Il peut donc être retenu que si les prix sont conçus pour faire la promotion de la francophonie, leurs objets peuvent varier et méritent d'être clairement énoncés, peut-être en ne perdant pas de vue la dimension linguistique - bilinguisme, multilinguisme - en vue d'une meilleure pratique possible de la langue sans étouffer les élans de la créativité des auteurs. En tout état de cause, nous osons croire que la liberté de création ne donnera pas lieu à la chute de l'écriture. Que disons-nous des écritures, au point de ne faire que l'apologie des traductions littérales, sacrifiant ainsi la littérarité et l'esthétique plurielle du texte.


Prix littéraire et promotion de la francophonie par les textes

L'objet prix littéraire est une parfaite illustration de la rencontre entre la francité et la juridicité. Selon Senghor, la francité peut être définie comme l'ensemble des valeurs de la langue et de la culture, partant de la civilisation française. Sur ce modèle, nous dirons que la juridicité d'un texte ne serait que ce qui donne à ce texte un caractère juridique.

Dès lors la jurisfrancité pourrait être comprise comme ce qui confère à l'expression des cultures et civilisations françaises et francophones leur légitimité juridique.

S'agissant par exemple du manuel d'anthologie Vies d'enfants, le socle juridique choisi est la Déclaration des droits de l'enfant. Les concepteurs du manuel ont procédé à l'illustration des textes de loi grâce à des images et à des textes littéraires. On voit ainsi à la page 45 ce texte: Les États assurent également la protection et les soins des enfants touchés par un conflit armé selon les dispositions prévues par le droit international. Pour illustrer cette pensée, il est proposé aux parents, au maître et à l'enfant, selon l'âge, le texte suivant :

«Papas, vous êtes en guerre. Nous les petites filles nous n'aimons pas la guerre. Mamans, vous êtes en guerre. Nous les enfants nous n'aimons pas la guerre. La guerre nous rend infirme. La guerre nous arrache notre sourire. La guerre est méchante. La guerre n'aime pas les enfants, les enfants n'aiment pas la guerre. Non à la guerre Non à la guerre Non à la guerre !»

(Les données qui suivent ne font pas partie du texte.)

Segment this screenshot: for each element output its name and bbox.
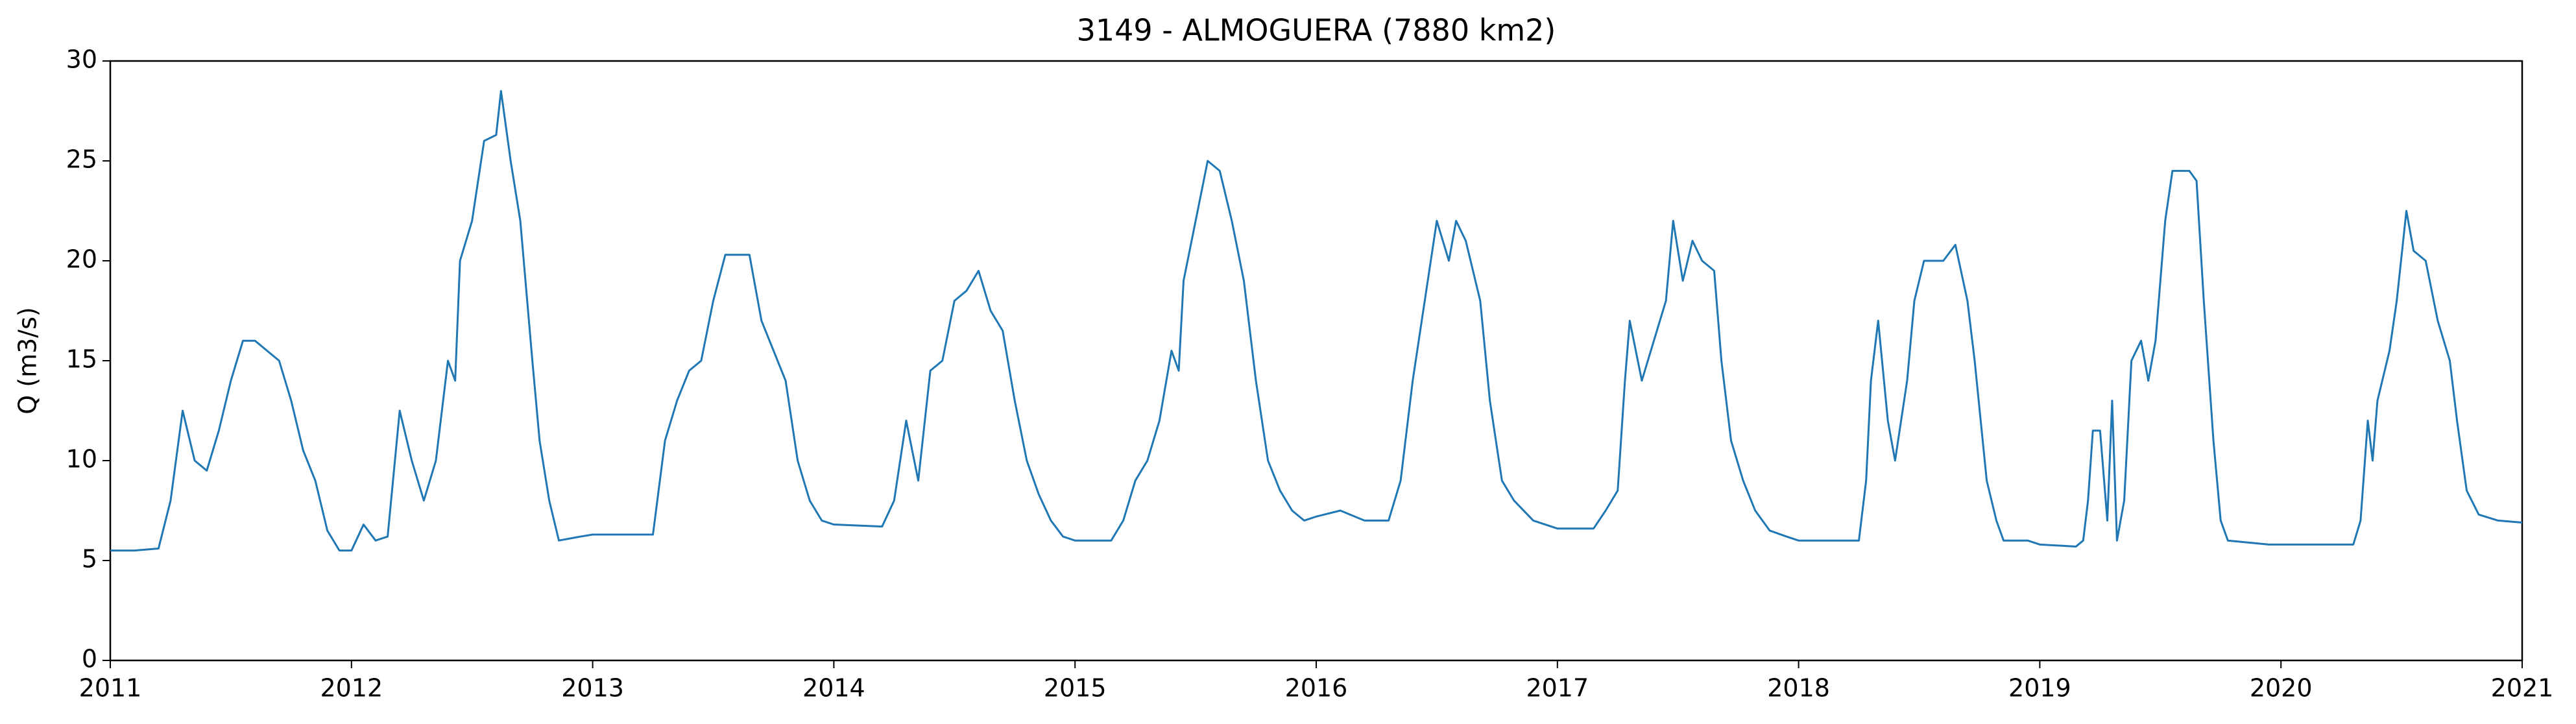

Ce texte illustre parfaitement le socle que constitue la Déclaration. Pareil texte obéirait à l'esprit du Prix de littérature africaine pour jeunes et enfants, de l'Agence intergouvernementale de la Francophonie. On comprend donc les préoccupations de S.E. Monsieur Mahamoudou Ouédraogo, ministre burkinabè de la Culture et des Arts, qui, ayant épousé l'idée que l'avènement d'un nouveau monde dans l'espace francophone ne peut se produire sans une meilleure prise en compte de l'enfance et de la jeunesse, s'est adressé au jury international de la septième édition du prix en ces termes :

«Comme vous, je pense que le cadre de la XVIlIe Biennale de la langue française devra offrir une tribune afin que soit faite une évaluation d'étape du prix, en vue de permettre aux gouvernements, et singulièrement à notre gouvernement qui a choisi de faire de la culture son cheval de bataille, d'initier des actions nouvelles en faveur de la jeunesse et de l'enfance pour une Afrique nouvelle. Comme vous, je pense aussi qu'au moment où l'Agence s'interroge sur la gestion de ses structures et la qualité des femmes et des hommes qui devraient les animer, le Burkina Faso s'engage à soutenir dès les prochaines sessions des instances deux projets porteurs que vous avez bien voulu élaborer et
soumettre aux autorités du Burkina Faso. Il s'agit d'une part de la création en Afrique de l'Ouest d'un Institut francophone de l'Agence intergouvernementale de la Francophonie des littératures pour l'enfance et pour la jeunesse, dont le lancement pourrait être effectué à la faveur de la célébration de la prochaine Journée de l'enfant africain.»

Deuxième projet, poursuit Monsieur le ministre, le lancement dès l'an 2000 du Super prix Afrique de l'Agence intergouvernementale de la Francophonie de littérature africaine pour jeunes et enfants.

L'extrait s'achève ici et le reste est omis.